Gestational trophoblastic disease is a term that describes a group of tumors that share several characteristics as follows: (1) they arise in fetal chorion, (2) they produce human chorionic gonadotropin (hCG), and (3) they respond extremely well to chemotherapy. Although rare, they have received a disproportionate amount of attention because they were the first metastatic solid tumor to be cured using chemotherapy. Also, hCG was the first reliable tumor marker. Finally, because they arise in fetal tissue, they have the potential for a strong immune response against paternal antigens in the tumor. This potential for immunologic rejection was thought initially to explain the success of chemotherapy in this disease. The early detection of gestational trophoblastic disease is successful in patients who have had a hydatidiform mole as the pregnancy event that begins the process but unsuccessful in the early detection of the development of choriocarcinoma after a normal term delivery, abortion (spontaneous or elective), or ectopic pregnancy. Surveillance after evacuation of a molar pregnancy (whether complete or a partial mole) consists of regular evaluation of hCG production and the detection of metastatic disease.
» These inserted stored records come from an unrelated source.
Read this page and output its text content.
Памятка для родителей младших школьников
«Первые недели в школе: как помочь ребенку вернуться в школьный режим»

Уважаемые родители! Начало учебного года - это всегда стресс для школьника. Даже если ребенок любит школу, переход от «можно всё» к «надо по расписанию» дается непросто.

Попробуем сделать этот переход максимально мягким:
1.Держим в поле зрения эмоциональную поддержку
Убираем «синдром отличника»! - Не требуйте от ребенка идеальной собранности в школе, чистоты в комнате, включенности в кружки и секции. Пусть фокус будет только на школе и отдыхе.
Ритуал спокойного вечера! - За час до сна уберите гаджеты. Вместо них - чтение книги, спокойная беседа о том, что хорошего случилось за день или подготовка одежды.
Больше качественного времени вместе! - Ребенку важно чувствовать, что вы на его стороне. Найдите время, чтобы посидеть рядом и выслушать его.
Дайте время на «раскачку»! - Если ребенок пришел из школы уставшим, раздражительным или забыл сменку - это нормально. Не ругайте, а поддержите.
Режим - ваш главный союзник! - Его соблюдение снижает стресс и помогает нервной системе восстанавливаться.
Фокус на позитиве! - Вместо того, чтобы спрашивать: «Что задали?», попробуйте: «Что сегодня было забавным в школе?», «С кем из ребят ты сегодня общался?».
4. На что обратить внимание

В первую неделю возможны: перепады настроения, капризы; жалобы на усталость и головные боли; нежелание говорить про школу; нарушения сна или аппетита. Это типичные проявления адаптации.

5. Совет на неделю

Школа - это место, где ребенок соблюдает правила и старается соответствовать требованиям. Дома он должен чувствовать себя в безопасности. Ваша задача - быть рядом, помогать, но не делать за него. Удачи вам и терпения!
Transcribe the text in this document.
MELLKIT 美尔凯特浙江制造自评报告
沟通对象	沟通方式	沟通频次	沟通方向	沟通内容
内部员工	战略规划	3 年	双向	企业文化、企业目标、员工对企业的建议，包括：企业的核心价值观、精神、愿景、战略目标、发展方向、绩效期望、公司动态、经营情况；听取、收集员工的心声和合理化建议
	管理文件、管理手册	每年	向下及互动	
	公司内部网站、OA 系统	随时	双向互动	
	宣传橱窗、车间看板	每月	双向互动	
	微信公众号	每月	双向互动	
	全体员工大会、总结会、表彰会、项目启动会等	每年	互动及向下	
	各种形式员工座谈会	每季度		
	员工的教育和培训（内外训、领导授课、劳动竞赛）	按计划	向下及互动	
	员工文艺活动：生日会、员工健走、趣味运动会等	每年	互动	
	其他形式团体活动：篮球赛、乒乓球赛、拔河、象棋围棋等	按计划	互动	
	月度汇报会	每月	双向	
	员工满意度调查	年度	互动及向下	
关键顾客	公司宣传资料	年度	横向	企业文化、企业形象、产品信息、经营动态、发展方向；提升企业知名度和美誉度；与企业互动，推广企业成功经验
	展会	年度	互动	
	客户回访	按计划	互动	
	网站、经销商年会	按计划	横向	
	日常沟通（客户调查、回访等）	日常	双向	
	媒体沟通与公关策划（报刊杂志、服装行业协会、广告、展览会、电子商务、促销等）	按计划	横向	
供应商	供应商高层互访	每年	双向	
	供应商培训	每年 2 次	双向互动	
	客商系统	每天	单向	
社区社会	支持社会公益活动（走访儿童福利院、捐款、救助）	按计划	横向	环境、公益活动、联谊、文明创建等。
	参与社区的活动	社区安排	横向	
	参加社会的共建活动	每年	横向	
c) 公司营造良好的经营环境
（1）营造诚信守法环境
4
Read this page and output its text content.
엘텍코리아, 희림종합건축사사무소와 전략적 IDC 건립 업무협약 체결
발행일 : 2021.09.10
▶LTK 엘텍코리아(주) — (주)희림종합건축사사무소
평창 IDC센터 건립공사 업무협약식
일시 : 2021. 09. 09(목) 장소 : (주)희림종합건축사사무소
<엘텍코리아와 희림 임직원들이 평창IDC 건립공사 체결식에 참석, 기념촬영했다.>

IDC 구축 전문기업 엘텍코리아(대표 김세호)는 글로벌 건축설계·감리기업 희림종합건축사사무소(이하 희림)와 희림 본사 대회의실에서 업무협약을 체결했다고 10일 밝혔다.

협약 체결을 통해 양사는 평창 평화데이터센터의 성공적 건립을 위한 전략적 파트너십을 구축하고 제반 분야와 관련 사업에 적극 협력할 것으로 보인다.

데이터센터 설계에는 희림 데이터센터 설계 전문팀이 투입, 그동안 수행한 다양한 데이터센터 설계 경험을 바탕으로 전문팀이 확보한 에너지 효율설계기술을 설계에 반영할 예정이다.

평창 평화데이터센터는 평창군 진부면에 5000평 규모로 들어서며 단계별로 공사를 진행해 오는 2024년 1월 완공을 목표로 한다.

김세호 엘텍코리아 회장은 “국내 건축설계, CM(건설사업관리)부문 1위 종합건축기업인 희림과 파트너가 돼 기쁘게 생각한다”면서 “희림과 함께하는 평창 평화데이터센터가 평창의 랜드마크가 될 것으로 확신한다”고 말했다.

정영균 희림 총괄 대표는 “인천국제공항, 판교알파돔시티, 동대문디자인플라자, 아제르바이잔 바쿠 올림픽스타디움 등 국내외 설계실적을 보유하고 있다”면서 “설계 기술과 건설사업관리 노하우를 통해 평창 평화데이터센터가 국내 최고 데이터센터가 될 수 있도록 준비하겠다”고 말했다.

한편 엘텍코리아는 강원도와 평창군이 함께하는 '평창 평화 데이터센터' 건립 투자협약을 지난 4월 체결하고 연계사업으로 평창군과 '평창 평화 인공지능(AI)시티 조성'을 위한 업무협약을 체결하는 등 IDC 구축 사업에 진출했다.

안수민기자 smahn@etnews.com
However, the development of gestational choriocarcinoma after term pregnancy or an abortion (no molar tissue can develop as a consequence of these pregnancies) is detectable only by signs or symptoms of metastatic disease in any of the many organs to which this tissue can spread. Unlike most staging classifications in gynecologic cancers, which are based on histologic findings and tumor location, the classification used in gestational trophoblastic disease stresses other features that are more useful for treatment selection. Both the National Institutes of Health and the World Health Organization classifications emphasize the importance of recognizing factors that predict the likelihood of a tumor responding to chemotherapy. Currently available treatment can cure all patients except those who are in the very high‐risk group, which usually is characterized by metastasis to the brain or liver or a history of prior chemotherapy. Even in this category, approximately 80% of patients are curable.